If you have this problem with any pre- 21 Feb version, load the application and ensure to 'Update' all newsgroups you have added.
This will recreate the index and avoid the problem.
[20 Feb 2013]
- When the main form runs background jobs to process on-screen selections, the user is able to initiate other actions
at the same time (but that would not always work out fine). These actions are now blocked to prevent crashing.

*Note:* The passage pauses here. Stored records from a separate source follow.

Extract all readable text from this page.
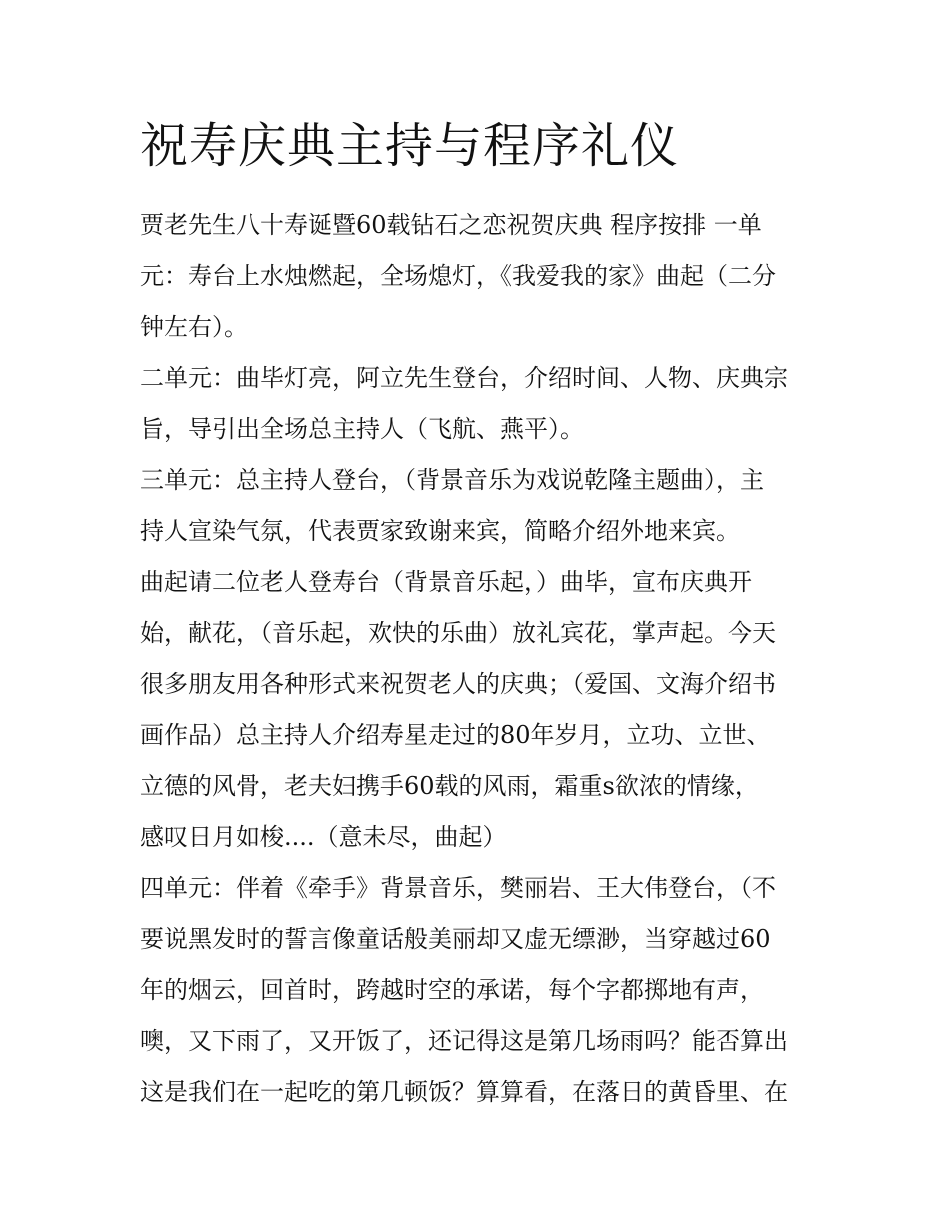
祝寿庆典主持与程序礼仪
贾老先生八十寿诞暨60载钻石之恋祝贺庆典 程序按排 一单
元：寿台上水烛燃起，全场熄灯，《我爱我的家》曲起（二分
钟左右）。
二单元：曲毕灯亮，阿立先生登台，介绍时间、人物、庆典宗
旨，导引出全场总主持人（飞航、燕平）。
三单元：总主持人登台，（背景音乐为戏说乾隆主题曲），主
持人宣染气氛，代表贾家致谢来宾，简略介绍外地来宾。
曲起请二位老人登寿台（背景音乐起，）曲毕，宣布庆典开
始，献花，（音乐起，欢快的乐曲）放礼宾花，掌声起。今天
很多朋友用各种形式来祝贺老人的庆典；（爱国、文海介绍书
画作品）总主持人介绍寿星走过的80年岁月，立功、立世、
立德的风骨，老夫妇携手60载的风雨，霜重s欲浓的情缘，
感叹日月如梭....（意未尽，曲起）
四单元：伴着《牵手》背景音乐，樊丽岩、王大伟登台，（不
要说黑发时的誓言像童话般美丽却又虚无缥渺，当穿越过60
年的烟云，回首时，跨越时空的承诺，每个字都掷地有声，
噢，又下雨了，又开饭了，还记得这是第几场雨吗？能否算出
这是我们在一起吃的第几顿饭？算算看，在落日的黄昏里、在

- Article-body retrieval by articleID can fallback to retrieve by messageid if needed. This however introduces
overhead during download. In addition the queueing of articleids/messageids to download was slower then I hoped.
This queueing is now about 200% faster AND it adds the messageids beforehand, avoiding the fallback overhead.
- Added 'KillPoster' function to permanently remove downloads from idiots (todo: create screen where these posters can be unKilled).
- Downloads list now in byte-size, descending order.
- Fix: Fallback to retrieve article by messageID when articleID failed was broken; fixed.
[19 Feb 2013]
- Added automatic Par2 & rar processing. This will work when you place some extra (excellent!) executables in the same
location where NNTPGolverd.exe is running from.
- Added initial logging module (logs to 'local app' folder)
- Fix: yenc metadata retrieval was 7bit (so filename could be incorrect), now 8bit.
- Fix: also changed article headers retrieval to 8bit.
- Made body reading more efficient by skipping string encoding during yenc body reading.
[18 Feb 2013]
- Revised yenc subject parser (more robust, easier to maintain and better results)
- Added full queueing support: files/newsgroups can now be added even when some other download is already running.
- Added button to abort any running operations gracefully. Use with care: it will result in incomplete data.
- Added drop/drag support for nzb file(s). Drag these to the form & hit the 'NZB Download' button to add these downloads to the queue.
[17 Feb 2013]
- Initial publication of the NNTPGolverd.exe client.